Kimberly Culler says
Looking forward to trying this. It is in the oven right now. I had a recipe that was my go to pumpkin recipe before I gave up sugar and white flour that had chocolate chips in it so I am forgoing the glaze and added some lilly’s to the batter. I am so looking forward to trying this after supper tonight.
Amethyst says
I accidentally added 1/4 nutmeg! It was right on top of the ginger, so I didn’t know what to do. I’ve added the clove and will make it anyway. Seriously hoping that it doesn’t completely mess up the cake.

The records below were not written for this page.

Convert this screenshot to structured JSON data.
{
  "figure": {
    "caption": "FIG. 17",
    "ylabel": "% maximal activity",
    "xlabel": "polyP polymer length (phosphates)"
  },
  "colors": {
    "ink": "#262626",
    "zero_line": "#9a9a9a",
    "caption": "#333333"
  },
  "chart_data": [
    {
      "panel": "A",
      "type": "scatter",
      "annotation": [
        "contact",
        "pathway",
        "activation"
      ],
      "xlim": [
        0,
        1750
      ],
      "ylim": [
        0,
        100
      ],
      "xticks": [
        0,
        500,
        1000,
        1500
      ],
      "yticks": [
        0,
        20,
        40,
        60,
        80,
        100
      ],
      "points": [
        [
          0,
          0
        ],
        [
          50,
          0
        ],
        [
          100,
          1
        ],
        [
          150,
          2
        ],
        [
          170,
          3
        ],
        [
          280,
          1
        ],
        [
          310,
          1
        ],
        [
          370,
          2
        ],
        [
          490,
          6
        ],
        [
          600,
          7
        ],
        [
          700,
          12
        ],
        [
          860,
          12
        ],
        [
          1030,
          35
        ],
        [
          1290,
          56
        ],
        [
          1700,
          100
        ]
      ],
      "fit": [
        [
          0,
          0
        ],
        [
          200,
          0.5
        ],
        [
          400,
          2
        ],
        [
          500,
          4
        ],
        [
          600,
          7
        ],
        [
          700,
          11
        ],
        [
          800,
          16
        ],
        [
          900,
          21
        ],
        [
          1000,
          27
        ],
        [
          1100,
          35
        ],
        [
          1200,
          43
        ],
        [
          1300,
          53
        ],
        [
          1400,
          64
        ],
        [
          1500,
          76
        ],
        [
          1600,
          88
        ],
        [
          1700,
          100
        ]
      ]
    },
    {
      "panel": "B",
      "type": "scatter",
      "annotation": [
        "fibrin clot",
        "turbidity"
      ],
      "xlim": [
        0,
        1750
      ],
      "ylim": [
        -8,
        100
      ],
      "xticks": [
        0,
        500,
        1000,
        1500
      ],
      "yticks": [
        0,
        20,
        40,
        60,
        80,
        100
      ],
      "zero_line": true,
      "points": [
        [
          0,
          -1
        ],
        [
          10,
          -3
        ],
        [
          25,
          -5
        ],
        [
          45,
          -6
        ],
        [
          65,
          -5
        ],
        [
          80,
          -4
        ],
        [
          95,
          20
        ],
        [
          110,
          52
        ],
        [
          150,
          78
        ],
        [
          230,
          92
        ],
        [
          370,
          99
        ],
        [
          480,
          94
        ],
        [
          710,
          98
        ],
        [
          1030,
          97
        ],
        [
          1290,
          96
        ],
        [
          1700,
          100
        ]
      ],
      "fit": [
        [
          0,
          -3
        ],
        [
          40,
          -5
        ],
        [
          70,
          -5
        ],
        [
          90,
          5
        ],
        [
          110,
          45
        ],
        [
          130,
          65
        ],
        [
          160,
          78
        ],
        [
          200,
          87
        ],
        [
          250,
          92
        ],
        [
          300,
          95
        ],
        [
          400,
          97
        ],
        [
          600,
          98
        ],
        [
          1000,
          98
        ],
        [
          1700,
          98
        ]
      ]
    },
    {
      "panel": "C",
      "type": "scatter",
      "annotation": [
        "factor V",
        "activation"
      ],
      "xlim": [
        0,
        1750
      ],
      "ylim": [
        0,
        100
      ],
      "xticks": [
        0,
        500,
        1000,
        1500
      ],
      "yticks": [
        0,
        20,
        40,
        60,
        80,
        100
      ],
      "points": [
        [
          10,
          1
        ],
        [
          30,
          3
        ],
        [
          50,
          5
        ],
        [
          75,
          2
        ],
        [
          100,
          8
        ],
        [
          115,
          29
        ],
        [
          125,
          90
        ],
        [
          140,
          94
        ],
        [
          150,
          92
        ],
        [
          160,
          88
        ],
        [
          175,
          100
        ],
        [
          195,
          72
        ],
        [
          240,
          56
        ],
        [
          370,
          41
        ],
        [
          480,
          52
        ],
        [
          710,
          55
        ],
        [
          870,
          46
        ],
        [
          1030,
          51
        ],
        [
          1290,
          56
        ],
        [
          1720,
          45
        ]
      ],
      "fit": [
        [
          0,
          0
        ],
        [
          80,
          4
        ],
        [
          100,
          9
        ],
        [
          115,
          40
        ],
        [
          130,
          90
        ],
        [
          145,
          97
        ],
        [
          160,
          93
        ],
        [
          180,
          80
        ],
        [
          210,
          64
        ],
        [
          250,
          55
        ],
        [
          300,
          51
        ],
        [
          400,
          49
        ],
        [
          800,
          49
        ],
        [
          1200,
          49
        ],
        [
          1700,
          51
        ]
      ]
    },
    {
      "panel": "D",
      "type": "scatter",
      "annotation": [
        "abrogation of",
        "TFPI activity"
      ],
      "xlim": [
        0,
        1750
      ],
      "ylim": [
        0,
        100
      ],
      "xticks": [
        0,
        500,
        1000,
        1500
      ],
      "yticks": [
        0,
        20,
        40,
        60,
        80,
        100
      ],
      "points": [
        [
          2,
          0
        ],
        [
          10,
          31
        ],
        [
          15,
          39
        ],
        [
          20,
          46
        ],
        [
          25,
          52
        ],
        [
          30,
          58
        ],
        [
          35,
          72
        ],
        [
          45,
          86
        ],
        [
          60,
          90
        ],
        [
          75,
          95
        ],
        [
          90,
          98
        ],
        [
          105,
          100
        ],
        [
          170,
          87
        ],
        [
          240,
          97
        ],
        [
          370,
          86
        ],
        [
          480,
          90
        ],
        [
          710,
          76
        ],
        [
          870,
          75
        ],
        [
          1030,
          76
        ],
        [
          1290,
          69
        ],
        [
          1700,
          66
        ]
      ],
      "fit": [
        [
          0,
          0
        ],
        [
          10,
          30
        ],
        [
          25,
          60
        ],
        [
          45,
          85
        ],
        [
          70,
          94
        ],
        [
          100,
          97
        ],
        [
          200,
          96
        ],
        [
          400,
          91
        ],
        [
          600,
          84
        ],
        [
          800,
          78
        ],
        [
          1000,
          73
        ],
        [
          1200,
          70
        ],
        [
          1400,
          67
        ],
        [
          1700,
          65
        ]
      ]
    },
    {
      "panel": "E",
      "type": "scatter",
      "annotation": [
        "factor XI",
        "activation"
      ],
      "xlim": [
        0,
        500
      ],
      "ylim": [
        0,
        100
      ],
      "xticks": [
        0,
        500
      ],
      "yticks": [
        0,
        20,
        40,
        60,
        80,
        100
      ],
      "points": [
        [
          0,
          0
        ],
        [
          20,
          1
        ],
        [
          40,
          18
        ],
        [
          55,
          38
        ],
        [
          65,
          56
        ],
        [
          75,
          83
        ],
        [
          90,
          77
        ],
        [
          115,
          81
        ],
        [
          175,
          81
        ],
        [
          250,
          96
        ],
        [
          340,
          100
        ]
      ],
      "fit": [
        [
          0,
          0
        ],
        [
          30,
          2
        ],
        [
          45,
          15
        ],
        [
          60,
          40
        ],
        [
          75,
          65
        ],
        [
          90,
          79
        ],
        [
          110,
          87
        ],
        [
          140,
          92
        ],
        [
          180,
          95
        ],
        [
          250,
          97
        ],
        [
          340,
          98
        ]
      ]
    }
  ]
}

I made the almond ricotta cheesecake last night and it’s all gone! Total hit with everyone!
Dawnj says
Moist, excellent pumpkin cake! Very yummy caramel frosting. Walnuts on top was good with it. Next time will throw some in the batter. Thank you!
Gwen S. says
Can I omit the Whey protein powder – – don’t have this.
Carolyn says
Sure… but your cake won’t rise as well.